В квартире было пять комнат, санузел, в котором прямо из стен сочилась ржавая вода, и кухня, аппендиксом располагавшаяся в конце длинного коридора. В коридоре постоянно пахло горелой проводкой, лампочки мигали и регулярно взрывались. Здесь вообще была какая-то беда с электричеством, в комнате Славика и Матильды полуслепая люстра гасла сама по себе, на кухне вилка от холодильника вплавилась в розетку. Когда в коридоре осталась всего одна лампочка, Славик решил внести свою лепту в благоустройство общего жилища и вызвал через сайт электрика. Электрик дальше прихожей идти отказался и, понаблюдав какое-то время за мигающей лампочкой, пробубнил сквозь маску:
— Она ж у вас морзянкой сигналит. — Он достал огрызок карандаша и начал записывать точки и тире на каком-то бланке: — Б… О… Й… С… Я… У… Х… О… Д… И…
— Она тебе добра желает, дядя, — сказала, высунувшись из своей комнаты, крохотная девочка в красном платьице, которая постоянно что-то жевала. — Ты лучше правда уходи по-хорошему.
И электрик, всмотревшись в ее бледное непроницаемое личико, вдруг скомкал бланк, заторопился и сбежал, заявив на прощание, что вызывать надо было не его, а сведущего попа.
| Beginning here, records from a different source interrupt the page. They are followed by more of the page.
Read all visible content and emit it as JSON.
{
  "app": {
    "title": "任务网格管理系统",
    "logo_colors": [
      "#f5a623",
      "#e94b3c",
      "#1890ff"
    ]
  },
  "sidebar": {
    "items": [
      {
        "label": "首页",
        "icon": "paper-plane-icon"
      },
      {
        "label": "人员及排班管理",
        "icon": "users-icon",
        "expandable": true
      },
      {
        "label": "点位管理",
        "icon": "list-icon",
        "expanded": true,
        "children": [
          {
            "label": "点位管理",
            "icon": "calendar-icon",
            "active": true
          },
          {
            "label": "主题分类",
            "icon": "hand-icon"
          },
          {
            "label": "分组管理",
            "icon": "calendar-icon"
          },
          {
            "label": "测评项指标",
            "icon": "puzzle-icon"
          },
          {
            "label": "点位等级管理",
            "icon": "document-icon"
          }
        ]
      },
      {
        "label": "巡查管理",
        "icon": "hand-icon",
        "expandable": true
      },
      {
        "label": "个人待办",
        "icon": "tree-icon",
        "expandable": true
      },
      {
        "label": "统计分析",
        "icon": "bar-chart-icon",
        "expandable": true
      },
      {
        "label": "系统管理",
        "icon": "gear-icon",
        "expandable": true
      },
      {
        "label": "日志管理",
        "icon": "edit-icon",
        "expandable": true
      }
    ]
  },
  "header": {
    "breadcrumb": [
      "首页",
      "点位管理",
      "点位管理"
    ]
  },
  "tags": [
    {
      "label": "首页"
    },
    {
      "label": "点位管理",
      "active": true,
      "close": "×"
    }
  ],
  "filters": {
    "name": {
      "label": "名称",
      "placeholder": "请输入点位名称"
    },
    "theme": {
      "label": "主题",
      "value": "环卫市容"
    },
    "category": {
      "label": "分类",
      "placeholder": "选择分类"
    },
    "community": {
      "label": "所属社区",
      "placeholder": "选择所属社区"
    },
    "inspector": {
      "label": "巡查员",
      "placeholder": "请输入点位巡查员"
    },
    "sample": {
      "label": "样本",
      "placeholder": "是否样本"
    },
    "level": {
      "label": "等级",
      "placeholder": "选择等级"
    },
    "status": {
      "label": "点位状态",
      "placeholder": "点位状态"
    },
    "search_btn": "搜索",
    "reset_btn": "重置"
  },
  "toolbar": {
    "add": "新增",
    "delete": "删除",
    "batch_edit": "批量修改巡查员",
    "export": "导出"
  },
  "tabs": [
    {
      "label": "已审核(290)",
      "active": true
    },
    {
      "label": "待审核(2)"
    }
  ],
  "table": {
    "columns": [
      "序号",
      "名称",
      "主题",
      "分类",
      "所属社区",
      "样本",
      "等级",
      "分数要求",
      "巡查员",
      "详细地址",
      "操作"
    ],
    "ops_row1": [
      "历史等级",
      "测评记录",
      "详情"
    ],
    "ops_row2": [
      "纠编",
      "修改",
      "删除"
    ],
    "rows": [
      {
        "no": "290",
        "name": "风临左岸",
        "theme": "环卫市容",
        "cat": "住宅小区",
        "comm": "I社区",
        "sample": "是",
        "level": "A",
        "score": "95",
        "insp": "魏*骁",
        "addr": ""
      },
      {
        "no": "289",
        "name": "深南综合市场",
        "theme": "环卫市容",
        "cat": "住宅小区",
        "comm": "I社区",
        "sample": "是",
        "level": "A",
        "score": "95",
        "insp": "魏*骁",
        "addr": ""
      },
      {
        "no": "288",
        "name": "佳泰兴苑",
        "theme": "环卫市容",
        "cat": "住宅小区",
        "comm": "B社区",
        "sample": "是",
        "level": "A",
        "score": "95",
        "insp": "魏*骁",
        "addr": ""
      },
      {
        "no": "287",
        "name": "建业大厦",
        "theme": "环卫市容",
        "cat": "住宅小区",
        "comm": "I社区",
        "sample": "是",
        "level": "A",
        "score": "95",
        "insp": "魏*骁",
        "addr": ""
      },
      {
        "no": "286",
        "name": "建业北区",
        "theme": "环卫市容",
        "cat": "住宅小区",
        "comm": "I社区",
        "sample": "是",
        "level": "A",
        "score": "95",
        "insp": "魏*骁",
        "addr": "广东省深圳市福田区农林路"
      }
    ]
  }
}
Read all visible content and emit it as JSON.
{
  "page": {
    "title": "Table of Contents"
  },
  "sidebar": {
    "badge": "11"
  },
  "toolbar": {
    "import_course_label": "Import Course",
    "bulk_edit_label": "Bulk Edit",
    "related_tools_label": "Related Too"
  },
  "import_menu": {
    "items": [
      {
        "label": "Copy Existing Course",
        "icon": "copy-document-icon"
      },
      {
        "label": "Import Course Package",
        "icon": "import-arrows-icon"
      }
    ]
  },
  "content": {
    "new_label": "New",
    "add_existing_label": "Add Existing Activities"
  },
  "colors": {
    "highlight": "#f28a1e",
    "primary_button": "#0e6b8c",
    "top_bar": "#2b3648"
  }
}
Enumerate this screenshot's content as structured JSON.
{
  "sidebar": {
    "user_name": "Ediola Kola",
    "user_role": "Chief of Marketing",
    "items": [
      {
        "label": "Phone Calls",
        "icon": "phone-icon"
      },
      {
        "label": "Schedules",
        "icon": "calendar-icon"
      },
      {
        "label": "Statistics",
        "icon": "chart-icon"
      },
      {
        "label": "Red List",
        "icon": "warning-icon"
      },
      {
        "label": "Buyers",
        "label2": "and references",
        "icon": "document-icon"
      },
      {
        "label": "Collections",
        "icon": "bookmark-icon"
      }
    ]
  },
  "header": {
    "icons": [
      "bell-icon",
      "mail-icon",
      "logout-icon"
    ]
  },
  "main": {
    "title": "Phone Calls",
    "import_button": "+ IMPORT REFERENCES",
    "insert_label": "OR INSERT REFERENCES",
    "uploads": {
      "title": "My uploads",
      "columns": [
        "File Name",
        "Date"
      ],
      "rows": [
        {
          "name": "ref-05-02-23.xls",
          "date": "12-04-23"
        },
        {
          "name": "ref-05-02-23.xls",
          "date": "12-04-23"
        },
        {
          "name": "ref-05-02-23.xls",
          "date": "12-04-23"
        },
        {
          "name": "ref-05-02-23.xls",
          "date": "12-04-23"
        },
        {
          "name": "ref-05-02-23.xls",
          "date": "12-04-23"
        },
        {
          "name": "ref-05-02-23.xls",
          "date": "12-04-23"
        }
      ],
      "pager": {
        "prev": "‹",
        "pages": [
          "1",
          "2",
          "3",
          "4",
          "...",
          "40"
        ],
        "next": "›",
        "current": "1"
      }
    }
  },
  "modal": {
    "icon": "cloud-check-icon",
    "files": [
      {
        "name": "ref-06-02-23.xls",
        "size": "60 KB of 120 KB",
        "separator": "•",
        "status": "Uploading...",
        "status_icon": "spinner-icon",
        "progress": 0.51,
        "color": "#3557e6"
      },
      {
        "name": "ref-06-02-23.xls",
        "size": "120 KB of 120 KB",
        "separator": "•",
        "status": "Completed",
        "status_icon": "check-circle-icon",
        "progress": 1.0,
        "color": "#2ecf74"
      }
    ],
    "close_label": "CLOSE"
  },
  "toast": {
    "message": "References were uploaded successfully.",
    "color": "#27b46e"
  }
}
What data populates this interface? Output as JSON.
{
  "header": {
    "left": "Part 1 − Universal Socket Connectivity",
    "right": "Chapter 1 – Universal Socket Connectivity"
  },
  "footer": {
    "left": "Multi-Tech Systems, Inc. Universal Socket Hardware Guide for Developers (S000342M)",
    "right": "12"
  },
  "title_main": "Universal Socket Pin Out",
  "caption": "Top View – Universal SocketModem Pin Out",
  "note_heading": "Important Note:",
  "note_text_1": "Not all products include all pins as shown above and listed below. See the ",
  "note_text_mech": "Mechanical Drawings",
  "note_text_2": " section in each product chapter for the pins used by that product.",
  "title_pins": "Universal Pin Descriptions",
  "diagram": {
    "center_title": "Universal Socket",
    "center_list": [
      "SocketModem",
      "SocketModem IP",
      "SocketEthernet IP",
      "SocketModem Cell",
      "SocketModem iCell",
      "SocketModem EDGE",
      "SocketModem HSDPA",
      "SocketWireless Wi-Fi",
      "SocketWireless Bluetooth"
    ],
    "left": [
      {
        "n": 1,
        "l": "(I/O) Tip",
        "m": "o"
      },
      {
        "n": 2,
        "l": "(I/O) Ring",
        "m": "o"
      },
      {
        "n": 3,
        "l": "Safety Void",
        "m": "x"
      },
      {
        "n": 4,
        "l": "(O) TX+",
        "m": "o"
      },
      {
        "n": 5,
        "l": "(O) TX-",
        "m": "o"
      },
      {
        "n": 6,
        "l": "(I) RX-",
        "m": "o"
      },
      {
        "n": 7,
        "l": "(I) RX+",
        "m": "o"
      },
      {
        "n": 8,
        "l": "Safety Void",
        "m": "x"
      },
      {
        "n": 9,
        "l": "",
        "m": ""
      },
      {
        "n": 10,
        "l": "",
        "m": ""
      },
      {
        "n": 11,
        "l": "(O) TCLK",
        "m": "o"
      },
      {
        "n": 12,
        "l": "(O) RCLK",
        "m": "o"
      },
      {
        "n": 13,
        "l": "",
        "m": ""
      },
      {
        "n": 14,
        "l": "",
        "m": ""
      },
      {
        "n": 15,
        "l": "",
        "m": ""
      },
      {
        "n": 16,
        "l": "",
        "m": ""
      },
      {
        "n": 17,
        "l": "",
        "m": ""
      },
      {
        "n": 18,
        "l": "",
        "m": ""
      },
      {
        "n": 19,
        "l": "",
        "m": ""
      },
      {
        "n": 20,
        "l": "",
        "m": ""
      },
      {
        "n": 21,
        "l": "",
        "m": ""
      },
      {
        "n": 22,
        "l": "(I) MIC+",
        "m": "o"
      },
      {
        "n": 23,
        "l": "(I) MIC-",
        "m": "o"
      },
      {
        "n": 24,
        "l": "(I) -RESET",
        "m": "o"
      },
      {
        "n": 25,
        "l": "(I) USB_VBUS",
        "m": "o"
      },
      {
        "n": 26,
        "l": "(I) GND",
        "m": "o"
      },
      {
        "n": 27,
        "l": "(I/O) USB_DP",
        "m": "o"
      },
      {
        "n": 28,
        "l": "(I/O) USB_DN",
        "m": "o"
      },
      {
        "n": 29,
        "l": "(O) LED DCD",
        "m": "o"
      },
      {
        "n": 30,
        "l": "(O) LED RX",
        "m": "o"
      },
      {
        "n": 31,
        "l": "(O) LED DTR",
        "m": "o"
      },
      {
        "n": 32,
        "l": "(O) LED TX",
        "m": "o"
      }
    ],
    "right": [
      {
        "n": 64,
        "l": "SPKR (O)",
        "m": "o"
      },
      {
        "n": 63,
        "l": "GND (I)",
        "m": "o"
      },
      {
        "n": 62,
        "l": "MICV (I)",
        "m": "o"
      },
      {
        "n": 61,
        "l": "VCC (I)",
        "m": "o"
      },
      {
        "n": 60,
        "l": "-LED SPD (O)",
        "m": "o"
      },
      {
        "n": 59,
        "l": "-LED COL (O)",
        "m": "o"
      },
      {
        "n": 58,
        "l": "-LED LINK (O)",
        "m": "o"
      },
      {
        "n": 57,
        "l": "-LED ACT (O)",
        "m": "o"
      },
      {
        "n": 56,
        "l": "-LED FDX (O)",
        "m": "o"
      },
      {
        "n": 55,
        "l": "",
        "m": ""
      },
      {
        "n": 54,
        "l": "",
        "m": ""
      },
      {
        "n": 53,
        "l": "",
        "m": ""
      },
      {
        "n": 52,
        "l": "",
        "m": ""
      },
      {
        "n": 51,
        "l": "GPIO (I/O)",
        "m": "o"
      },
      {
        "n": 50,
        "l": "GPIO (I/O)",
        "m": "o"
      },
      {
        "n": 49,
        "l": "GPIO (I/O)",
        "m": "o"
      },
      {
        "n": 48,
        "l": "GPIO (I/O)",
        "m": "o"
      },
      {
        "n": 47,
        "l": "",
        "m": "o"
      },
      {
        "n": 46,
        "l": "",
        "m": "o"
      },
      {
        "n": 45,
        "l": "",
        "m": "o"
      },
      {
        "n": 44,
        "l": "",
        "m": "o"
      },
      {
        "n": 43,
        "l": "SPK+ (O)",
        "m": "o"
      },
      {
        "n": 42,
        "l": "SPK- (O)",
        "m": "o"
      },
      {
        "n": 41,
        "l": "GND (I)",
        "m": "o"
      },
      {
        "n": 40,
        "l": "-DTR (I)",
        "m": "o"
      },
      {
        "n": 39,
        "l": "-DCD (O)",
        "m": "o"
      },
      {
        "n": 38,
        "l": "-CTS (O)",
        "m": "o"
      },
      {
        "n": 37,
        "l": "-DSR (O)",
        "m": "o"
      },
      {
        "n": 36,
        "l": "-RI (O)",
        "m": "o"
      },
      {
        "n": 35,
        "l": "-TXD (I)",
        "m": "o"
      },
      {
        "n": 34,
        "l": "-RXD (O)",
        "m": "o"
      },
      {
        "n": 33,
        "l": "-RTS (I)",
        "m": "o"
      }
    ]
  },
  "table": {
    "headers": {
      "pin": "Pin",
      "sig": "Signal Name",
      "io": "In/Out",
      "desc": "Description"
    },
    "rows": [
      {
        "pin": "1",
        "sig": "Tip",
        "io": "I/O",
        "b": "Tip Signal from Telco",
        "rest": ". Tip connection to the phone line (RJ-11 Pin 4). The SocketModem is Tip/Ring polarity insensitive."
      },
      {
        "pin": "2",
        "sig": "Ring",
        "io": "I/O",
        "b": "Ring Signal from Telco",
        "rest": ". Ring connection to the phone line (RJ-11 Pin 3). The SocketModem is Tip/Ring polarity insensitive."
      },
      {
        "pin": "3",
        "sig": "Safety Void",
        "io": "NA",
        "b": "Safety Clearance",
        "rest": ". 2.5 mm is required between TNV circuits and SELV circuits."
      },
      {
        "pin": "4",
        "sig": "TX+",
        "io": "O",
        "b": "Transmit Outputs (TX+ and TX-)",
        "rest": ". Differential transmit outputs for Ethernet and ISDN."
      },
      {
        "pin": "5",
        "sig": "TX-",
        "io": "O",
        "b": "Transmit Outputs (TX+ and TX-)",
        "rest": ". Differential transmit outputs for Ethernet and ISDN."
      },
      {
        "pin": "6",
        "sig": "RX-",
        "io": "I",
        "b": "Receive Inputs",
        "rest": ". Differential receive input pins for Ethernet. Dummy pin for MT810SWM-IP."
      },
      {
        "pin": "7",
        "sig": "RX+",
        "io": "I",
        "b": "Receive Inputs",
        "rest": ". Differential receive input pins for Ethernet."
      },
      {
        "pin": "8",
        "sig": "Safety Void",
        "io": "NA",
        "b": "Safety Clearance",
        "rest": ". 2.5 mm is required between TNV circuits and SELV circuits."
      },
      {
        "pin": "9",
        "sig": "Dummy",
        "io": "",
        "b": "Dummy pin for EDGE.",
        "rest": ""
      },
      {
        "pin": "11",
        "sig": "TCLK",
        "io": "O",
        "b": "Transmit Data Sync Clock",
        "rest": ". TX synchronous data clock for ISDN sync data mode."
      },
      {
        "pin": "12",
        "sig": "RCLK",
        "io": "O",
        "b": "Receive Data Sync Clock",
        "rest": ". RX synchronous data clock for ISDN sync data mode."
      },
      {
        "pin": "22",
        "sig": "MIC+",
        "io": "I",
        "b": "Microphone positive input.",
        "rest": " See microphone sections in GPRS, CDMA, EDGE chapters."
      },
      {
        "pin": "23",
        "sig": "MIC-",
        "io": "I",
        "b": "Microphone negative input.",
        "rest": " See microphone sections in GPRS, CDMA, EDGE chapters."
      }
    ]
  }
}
Матильда потом очень ругалась на Славика, обещала выдавить ему глаза и отобрать новенький телефон. К первой угрозе он уже привык, а вот второй испугался и клятвенно пообещал больше в жизнь коммуналки не вмешиваться и никаких людей сюда не приманивать.
Девочка в красном платье была похожа на целлулоидную куклу. Живыми казались только ее глаза, блестящие и голодные. Однажды Славик видел, как она отколупнула в коридоре кусок штукатурки со стены и съела. В другой раз он заметил ее с мышеловкой в руках и готов был поклясться, что серый подергивающийся хвостик в уголке рта, который она торопливо всосала, будто макаронину, ему не привиделся.
— Не трогай их, и они не тронут тебя, — учила Матильда. — Сиди тихо, как мышь.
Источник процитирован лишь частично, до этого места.